Reliable Feature Selection for Adversarially Robust Cyber-Attack Detection
This work addresses cybersecurity threats by enhancing the reliability of ML-based detection systems in enterprise networks, though it appears incremental as it builds on existing feature selection and adversarial training methods.
The paper tackled the problem of improving adversarial robustness in ML models for cyber-attack detection by selecting reliable features and using adversarial training, resulting in significantly improved robustness without compromising generalization or increasing false alarms.

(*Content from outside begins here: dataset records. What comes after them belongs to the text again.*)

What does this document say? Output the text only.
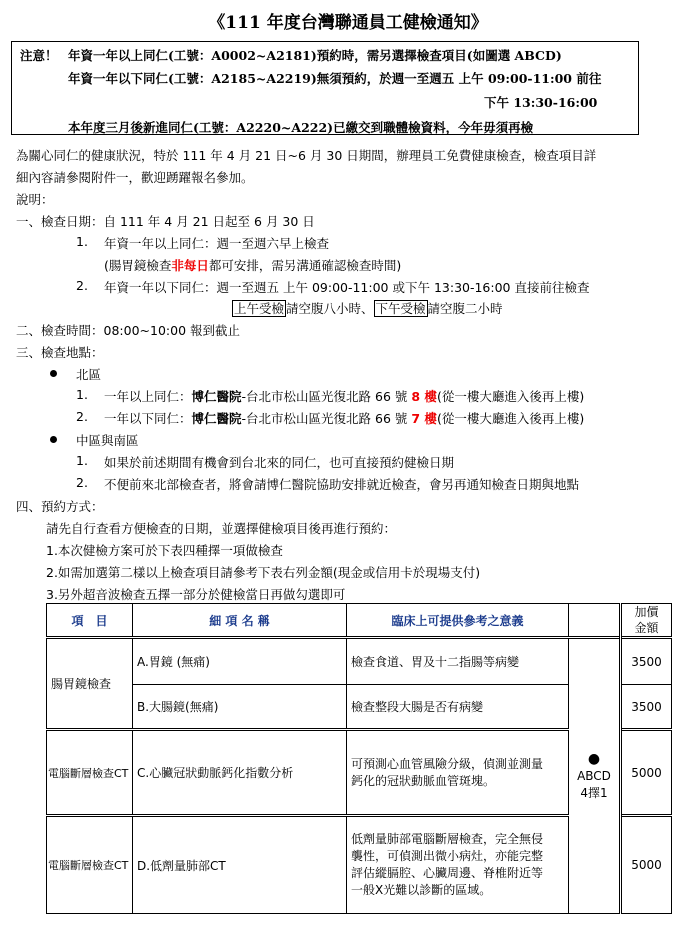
《111 年度台灣聯通員工健檢通知》
注意！ 年資一年以上同仁(工號：A0002~A2181)預約時，需另選擇檢查項目(如圖選 ABCD)
年資一年以下同仁(工號：A2185~A2219)無須預約，於週一至週五 上午 09:00-11:00 前往
下午 13:30-16:00
本年度三月後新進同仁(工號：A2220~A222)已繳交到職體檢資料，今年毋須再檢
為關心同仁的健康狀況，特於 111 年 4 月 21 日~6 月 30 日期間，辦理員工免費健康檢查，檢查項目詳
細內容請參閱附件一，歡迎踴躍報名參加。
說明：
一、檢查日期：自 111 年 4 月 21 日起至 6 月 30 日
1. 年資一年以上同仁：週一至週六早上檢查
(腸胃鏡檢查非每日都可安排，需另溝通確認檢查時間)
2. 年資一年以下同仁：週一至週五 上午 09:00-11:00 或下午 13:30-16:00 直接前往檢查
上午受檢 請空腹八小時、 下午受檢 請空腹二小時
二、檢查時間：08:00~10:00 報到截止
三、檢查地點：
北區
1. 一年以上同仁：博仁醫院-台北市松山區光復北路 66 號 8 樓(從一樓大廳進入後再上樓)
2. 一年以下同仁：博仁醫院-台北市松山區光復北路 66 號 7 樓(從一樓大廳進入後再上樓)
中區與南區
1. 如果於前述期間有機會到台北來的同仁，也可直接預約健檢日期
2. 不便前來北部檢查者，將會請博仁醫院協助安排就近檢查，會另再通知檢查日期與地點
四、預約方式：
請先自行查看方便檢查的日期，並選擇健檢項目後再進行預約：
1.本次健檢方案可於下表四種擇一項做檢查
2.如需加選第二樣以上檢查項目請參考下表右列金額(現金或信用卡於現場支付)
3.另外超音波檢查五擇一部分於健檢當日再做勾選即可
項　目	細 項 名 稱	臨床上可提供參考之意義		加價
金額

腸胃鏡檢查	A.胃鏡 (無痛)	檢查食道、胃及十二指腸等病變	●
ABCD
4擇1	3500
	B.大腸鏡(無痛)	檢查整段大腸是否有病變		3500
電腦斷層檢查CT	C.心臟冠狀動脈鈣化指數分析	可預測心血管風險分級，偵測並測量
鈣化的冠狀動脈血管斑塊。		5000
電腦斷層檢查CT	D.低劑量肺部CT	低劑量肺部電腦斷層檢查，完全無侵
襲性，可偵測出微小病灶，亦能完整
評估縱膈腔、心臟周邊、脊椎附近等
一般X光難以診斷的區域。		5000
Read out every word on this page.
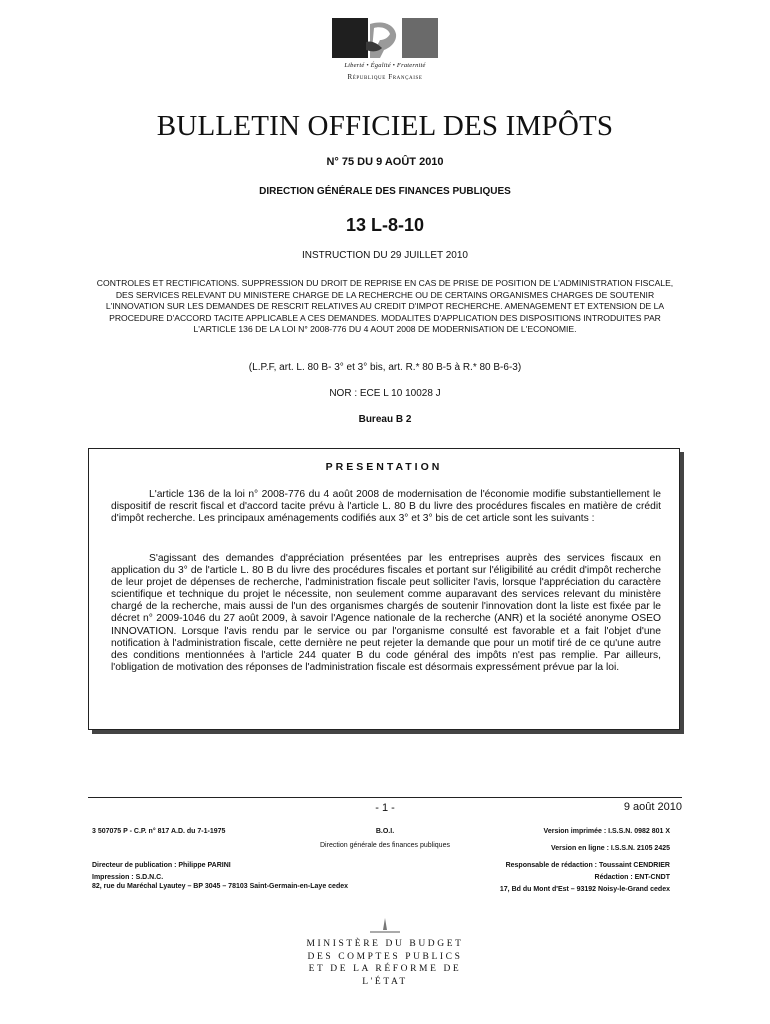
Liberté • Égalité • Fraternité
République Française
BULLETIN OFFICIEL DES IMPÔTS
N° 75 DU 9 AOÛT 2010
DIRECTION GÉNÉRALE DES FINANCES PUBLIQUES
13 L-8-10
INSTRUCTION DU 29 JUILLET 2010
CONTROLES ET RECTIFICATIONS. SUPPRESSION DU DROIT DE REPRISE EN CAS DE PRISE DE POSITION DE L'ADMINISTRATION FISCALE, DES SERVICES RELEVANT DU MINISTERE CHARGE DE LA RECHERCHE OU DE CERTAINS ORGANISMES CHARGES DE SOUTENIR L'INNOVATION SUR LES DEMANDES DE RESCRIT RELATIVES AU CREDIT D'IMPOT RECHERCHE. AMENAGEMENT ET EXTENSION DE LA PROCEDURE D'ACCORD TACITE APPLICABLE A CES DEMANDES. MODALITES D'APPLICATION DES DISPOSITIONS INTRODUITES PAR L'ARTICLE 136 DE LA LOI N° 2008-776 DU 4 AOUT 2008 DE MODERNISATION DE L'ECONOMIE.
(L.P.F, art. L. 80 B- 3° et 3° bis, art. R.* 80 B-5 à R.* 80 B-6-3)
NOR : ECE L 10 10028 J
Bureau B 2
PRESENTATION

L'article 136 de la loi n° 2008-776 du 4 août 2008 de modernisation de l'économie modifie substantiellement le dispositif de rescrit fiscal et d'accord tacite prévu à l'article L. 80 B du livre des procédures fiscales en matière de crédit d'impôt recherche. Les principaux aménagements codifiés aux 3° et 3° bis de cet article sont les suivants :

S'agissant des demandes d'appréciation présentées par les entreprises auprès des services fiscaux en application du 3° de l'article L. 80 B du livre des procédures fiscales et portant sur l'éligibilité au crédit d'impôt recherche de leur projet de dépenses de recherche, l'administration fiscale peut solliciter l'avis, lorsque l'appréciation du caractère scientifique et technique du projet le nécessite, non seulement comme auparavant des services relevant du ministère chargé de la recherche, mais aussi de l'un des organismes chargés de soutenir l'innovation dont la liste est fixée par le décret n° 2009-1046 du 27 août 2009, à savoir l'Agence nationale de la recherche (ANR) et la société anonyme OSEO INNOVATION. Lorsque l'avis rendu par le service ou par l'organisme consulté est favorable et a fait l'objet d'une notification à l'administration fiscale, cette dernière ne peut rejeter la demande que pour un motif tiré de ce qu'une autre des conditions mentionnées à l'article 244 quater B du code général des impôts n'est pas remplie. Par ailleurs, l'obligation de motivation des réponses de l'administration fiscale est désormais expressément prévue par la loi.

- 1 -	9 août 2010
3 507075 P - C.P. n° 817 A.D. du 7-1-1975	B.O.I.
Direction générale des finances publiques
Version imprimée : I.S.S.N. 0982 801 X
Version en ligne : I.S.S.N. 2105 2425
Directeur de publication : Philippe PARINI
Impression : S.D.N.C.
82, rue du Maréchal Lyautey – BP 3045 – 78103 Saint-Germain-en-Laye cedex
Responsable de rédaction : Toussaint CENDRIER
Rédaction : ENT-CNDT
17, Bd du Mont d'Est – 93192 Noisy-le-Grand cedex
MINISTÈRE DU BUDGET
DES COMPTES PUBLICS
ET DE LA RÉFORME DE L'ÉTAT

The growing cybersecurity threats make it essential to use high-quality data to train Machine Learning (ML) models for network traffic analysis, without noisy or missing data. By selecting the most relevant features for cyber-attack detection, it is possible to improve both the robustness and computational efficiency of the models used in a cybersecurity system. This work presents a feature selection and consensus process that combines multiple methods and applies them to several network datasets. Two different feature sets were selected and were used to train multiple ML models with regular and adversarial training. Finally, an adversarial evasion robustness benchmark was performed to analyze the reliability of the different feature sets and their impact on the susceptibility of the models to adversarial examples. By using an improved dataset with more data diversity, selecting the best time-related features and a more specific feature set, and performing adversarial training, the ML models were able to achieve a better adversarially robust generalization. The robustness of the models was significantly improved without their generalization to regular traffic flows being affected, without increases of false alarms, and without requiring too many computational resources, which enables a reliable detection of suspicious activity and perturbed traffic flows in enterprise computer networks.